Use the download buttons to export results as CSV or PDF.

Vertical Circular Motion Notes

1) Overview

Vertical circular motion is motion on a fixed-radius circle while gravity acts downward. Speed, tension, and required centripetal acceleration vary with position because the height changes. This calculator assumes a point mass and an ideal path with no friction or drag.

2) Angle and height

The angle θ is measured from the bottom: 0° bottom, 90° side, 180° top. The height above the bottom is h = r(1 − cosθ). With r = 0.50 m, the side is 0.50 m higher and the top is 1.00 m higher.

3) Centripetal acceleration

Centripetal acceleration is a_c = v²/r toward the center. The displayed g‑force is a_c/g. Example: v = 5.0 m/s, r = 0.50 m gives a_c = 50 m/s², about 5.10 g.

4) Tension or normal force

Using inward as positive, the radial balance is T = m v²/r + m g cosθ. At the bottom, cosθ = 1 so tension is highest. At the top, cosθ = −1 so gravity reduces tension and contact can be lost if T becomes negative.

5) Energy-based speed

If bottom speed is v₀, the ideal speed at angle θ follows v² = v₀² − 2gr(1 − cosθ). When v² drops below zero, the bottom speed is insufficient to reach that angle without extra energy input.

6) Minimum complete loop

For just-maintained contact at the top, set T = 0 at 180°, giving v_top = √(gr). Combining with the 2r height rise gives v_bottom = √(5gr). With g = 9.80665 m/s² and r = 0.50 m, v_top ≈ 2.214 m/s and v_bottom ≈ 4.950 m/s.

7) Practical design data

Loads scale strongly with speed: doubling v quadruples v²/r, so small speed increases can raise tension sharply. Real loops lose energy, so use safety margins above the minimum. The tension mode is useful for specifying a target radial load, then checking whether it is reasonable at the chosen angle in practice.

FAQs

1) What does “minimum speed for contact” mean?

It is the smallest speed at a chosen angle that keeps tension or normal force non‑negative.
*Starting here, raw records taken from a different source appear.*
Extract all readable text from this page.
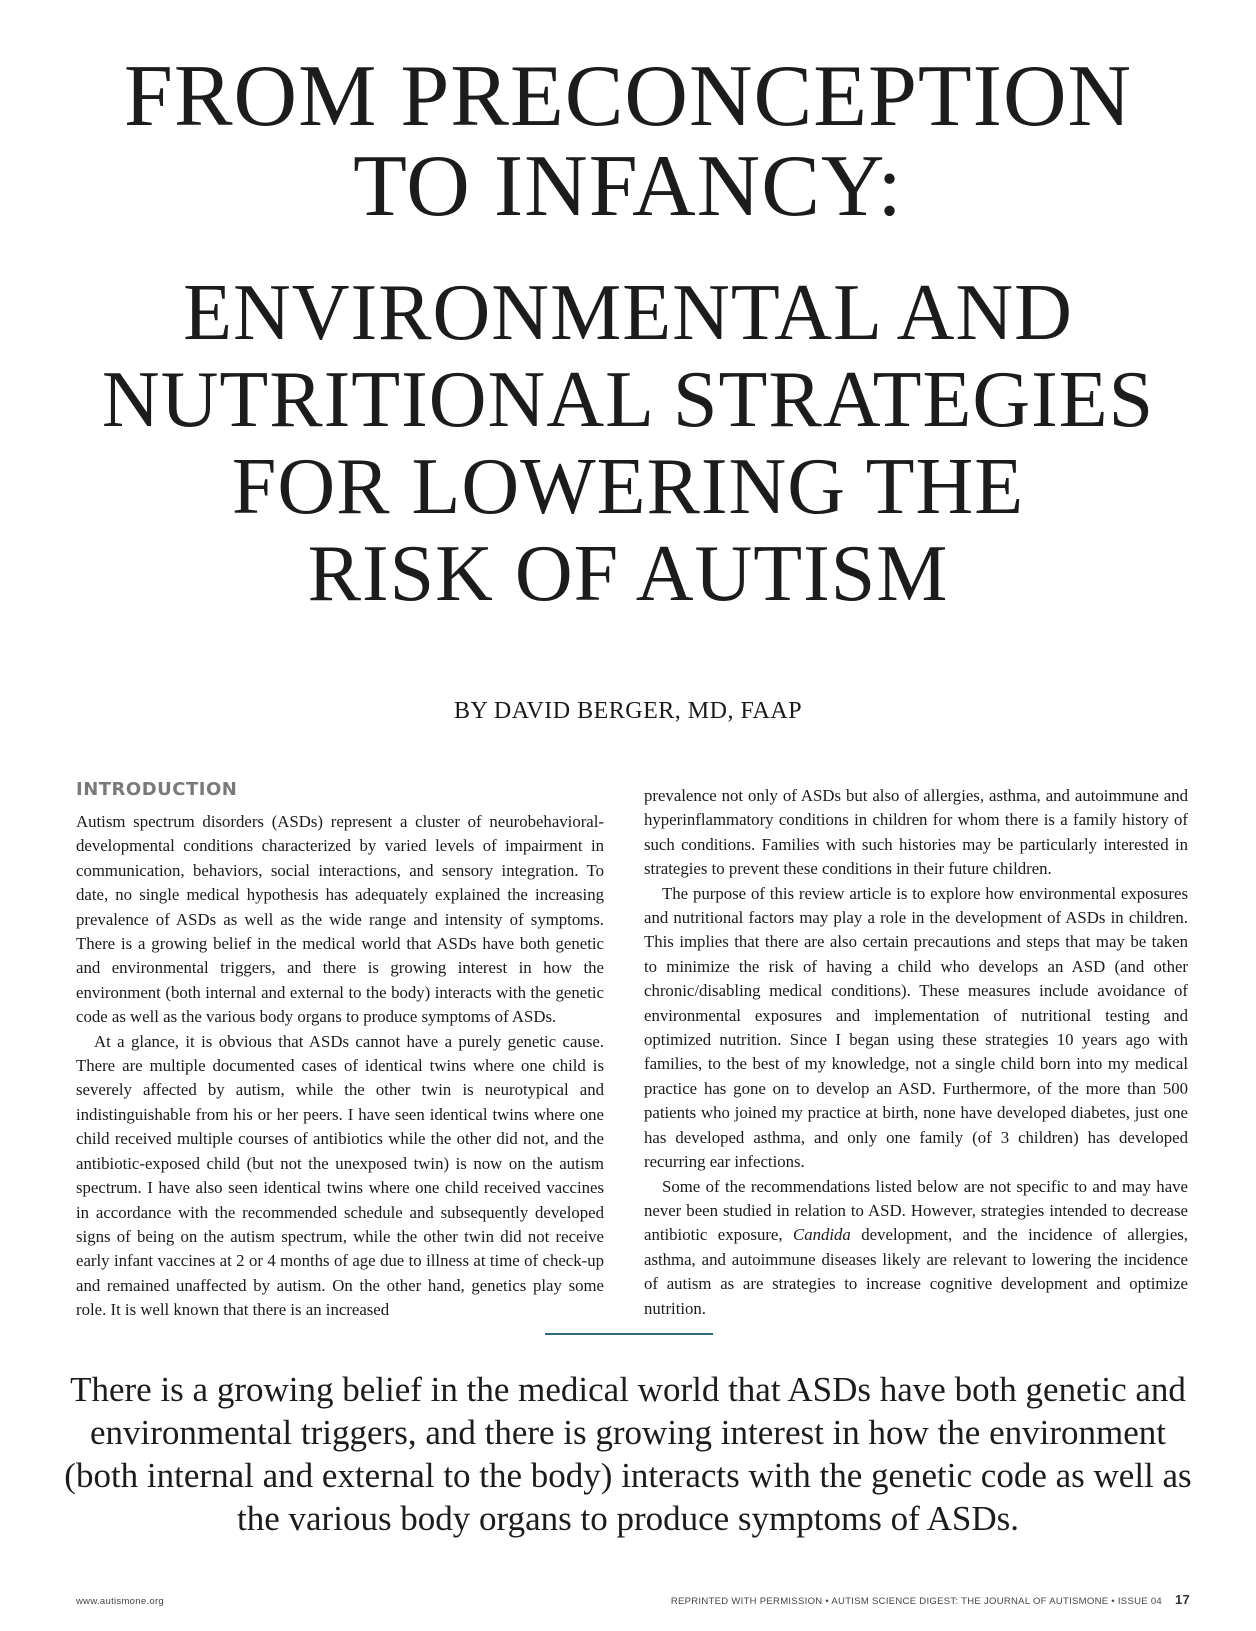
FROM PRECONCEPTION
TO INFANCY:
ENVIRONMENTAL AND
NUTRITIONAL STRATEGIES
FOR LOWERING THE
RISK OF AUTISM
BY DAVID BERGER, MD, FAAP
INTRODUCTION

Autism spectrum disorders (ASDs) represent a cluster of neurobehavioral-developmental conditions characterized by varied levels of impairment in communication, behaviors, social interactions, and sensory integration. To date, no single medical hypothesis has adequately explained the increasing prevalence of ASDs as well as the wide range and intensity of symptoms. There is a growing belief in the medical world that ASDs have both genetic and environmental triggers, and there is growing interest in how the environment (both internal and external to the body) interacts with the genetic code as well as the various body organs to produce symptoms of ASDs.

At a glance, it is obvious that ASDs cannot have a purely genetic cause. There are multiple documented cases of identical twins where one child is severely affected by autism, while the other twin is neurotypical and indistinguishable from his or her peers. I have seen identical twins where one child received multiple courses of antibiotics while the other did not, and the antibiotic-exposed child (but not the unexposed twin) is now on the autism spectrum. I have also seen identical twins where one child received vaccines in accordance with the recommended schedule and subsequently developed signs of being on the autism spectrum, while the other twin did not receive early infant vaccines at 2 or 4 months of age due to illness at time of check-up and remained unaffected by autism. On the other hand, genetics play some role. It is well known that there is an increased

prevalence not only of ASDs but also of allergies, asthma, and autoimmune and hyperinflammatory conditions in children for whom there is a family history of such conditions. Families with such histories may be particularly interested in strategies to prevent these conditions in their future children.

The purpose of this review article is to explore how environmental exposures and nutritional factors may play a role in the development of ASDs in children. This implies that there are also certain precautions and steps that may be taken to minimize the risk of having a child who develops an ASD (and other chronic/disabling medical conditions). These measures include avoidance of environmental exposures and implementation of nutritional testing and optimized nutrition. Since I began using these strategies 10 years ago with families, to the best of my knowledge, not a single child born into my medical practice has gone on to develop an ASD. Furthermore, of the more than 500 patients who joined my practice at birth, none have developed diabetes, just one has developed asthma, and only one family (of 3 children) has developed recurring ear infections.

Some of the recommendations listed below are not specific to and may have never been studied in relation to ASD. However, strategies intended to decrease antibiotic exposure, Candida development, and the incidence of allergies, asthma, and autoimmune diseases likely are relevant to lowering the incidence of autism as are strategies to increase cognitive development and optimize nutrition.

There is a growing belief in the medical world that ASDs have both genetic and environmental triggers, and there is growing interest in how the environment (both internal and external to the body) interacts with the genetic code as well as the various body organs to produce symptoms of ASDs.
www.autismone.org	REPRINTED WITH PERMISSION • AUTISM SCIENCE DIGEST: THE JOURNAL OF AUTISMONE • ISSUE 04 17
Above 90°, too little speed can make the mass lose contact because gravity cannot supply the required inward centripetal force.

2) Why can the speed become imaginary in energy mode?

Energy mode uses v² = v₀² − 2gr(1 − cosθ). If v₀ is too small to climb to that height, v² becomes negative. The tool reports this as insufficient bottom speed.

3) Does mass affect the minimum complete-loop speed?

In the ideal model, the minimum loop speeds depend on g and r, not mass. Mass cancels in the top contact condition and in the energy step from bottom to top.

4) Why is tension usually highest at the bottom?

At the bottom, centripetal demand m v²/r points upward and weight adds to the needed inward force, giving T = m v²/r + mg. Higher tension is common even if the speed is similar elsewhere.

5) Can I use this for a car in a loop-the-loop?

It can estimate forces for a simplified point-mass path. Real vehicles have suspension travel, aerodynamic drag, and changing tire contact, so treat results as rough and apply larger safety factors.

6) Which unit conversions are included?

Mass supports kg, g, and lb. Radius supports m, cm, mm, and ft. Speed supports m/s, km/h, and mph. Tension supports N, kN, and lbf, with results reported consistently.